Contratd'appui

Découvrir et comprendre : Le contrat d’appui au projet d’entreprise (CAPE)

Parce qu’il offre de nombreux avantages, le portage salarial est plébiscité par de plus en plus de freelances.

Loin d’avoir un profil type, le salarié porté peut avoir recours au portage salarial dans des situations très différentes :

  • Pour tester une activité (avant la création d’une société) ;
  • En tant qu’activité pérenne pour bénéficier de l’accompagnement et de contraintes administratives allégées ;
  • Dans une période transitoire (période de chômage ou avant la retraite).

Le Contrat d’Appui au Projet Entreprise (CAPE) représente une solution alternative au portage salarial si vous êtes dans la première situation : tester votre activité avant d’envisager la création d’une société.
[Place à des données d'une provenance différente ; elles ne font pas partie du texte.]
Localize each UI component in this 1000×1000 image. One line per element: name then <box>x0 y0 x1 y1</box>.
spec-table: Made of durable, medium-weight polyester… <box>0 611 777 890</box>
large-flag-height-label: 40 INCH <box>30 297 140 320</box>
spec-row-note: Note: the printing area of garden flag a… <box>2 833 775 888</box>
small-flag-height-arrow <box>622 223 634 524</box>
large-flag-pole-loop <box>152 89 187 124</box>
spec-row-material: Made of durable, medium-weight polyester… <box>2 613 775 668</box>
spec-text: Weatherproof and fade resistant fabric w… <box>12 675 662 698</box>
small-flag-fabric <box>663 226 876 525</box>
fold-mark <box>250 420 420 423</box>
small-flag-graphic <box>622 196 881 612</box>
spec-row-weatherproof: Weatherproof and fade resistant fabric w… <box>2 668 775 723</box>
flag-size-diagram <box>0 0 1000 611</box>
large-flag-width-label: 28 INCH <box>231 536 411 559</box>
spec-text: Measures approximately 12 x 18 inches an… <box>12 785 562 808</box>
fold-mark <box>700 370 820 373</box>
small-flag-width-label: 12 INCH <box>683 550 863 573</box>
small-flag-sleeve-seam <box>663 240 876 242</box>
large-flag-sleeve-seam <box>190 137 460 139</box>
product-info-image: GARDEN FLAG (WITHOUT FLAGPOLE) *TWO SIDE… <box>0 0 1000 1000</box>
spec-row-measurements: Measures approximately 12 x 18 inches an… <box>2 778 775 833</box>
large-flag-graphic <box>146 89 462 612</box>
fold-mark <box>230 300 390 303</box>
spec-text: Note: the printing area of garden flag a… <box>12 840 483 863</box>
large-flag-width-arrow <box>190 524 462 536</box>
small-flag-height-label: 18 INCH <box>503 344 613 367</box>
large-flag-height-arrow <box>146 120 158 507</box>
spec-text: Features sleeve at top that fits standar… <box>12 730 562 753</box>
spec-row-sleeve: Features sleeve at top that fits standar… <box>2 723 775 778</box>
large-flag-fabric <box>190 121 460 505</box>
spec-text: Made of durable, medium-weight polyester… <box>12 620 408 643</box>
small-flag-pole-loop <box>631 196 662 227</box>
Retour sur ce dispositif, vieux de 15 ans, et pourtant encore méconnu.

 

Le CAPE, qu’est-ce que c’est ?

Le CAPE permet à une personne, appelée « couvé », ayant un projet de création ou reprise d’entreprise, de tester la viabilité économique de celui-ci en situation réelle, avec l’appui d’une structure accompagnante, appelée « couveuse ».

Celle-ci met à la disposition du « couvé » un ensemble de moyens nécessaires au démarrage de son activité (bureau, matériel informatique, conseils, paiement de factures d’énergie, etc.).

Ce contrat d’appui est conclu pour une durée de 12 mois maximum, renouvelable deux fois. Contrairement au contrat de portage salarial, il ne peut donc pas dépasser une période totale de 3 ans.

 

Qui peut bénéficier d’un CAPE ?

Le CAPE est destiné à toute personne quelle que soit sa situation professionnelle.

Un demandeur d’emploi peut par exemple en bénéficier, qu’il perçoive ou non l’allocation chômage. Il en est de même pour les bénéficiaires de minima sociaux comme le RSA.

Une personne peut aussi cumuler son contrat de travail avec un CAPE, à condition de ne pas être salariée à temps complet.

Qui sont les « couveuses » ?

Les « couveuses » sont le plus souvent des associations, et bénéficient d’aides diverses en faveur du retour à l’emploi (aides régionales, fond social européen…).  

Initialement proposé par les couveuses d’entreprise, le CAPE est également mis en place par les coopératives d’activité et d’emploi (CAE) qui l’utilisent comme une phase de test au statut « d’entrepreneur-salarié ».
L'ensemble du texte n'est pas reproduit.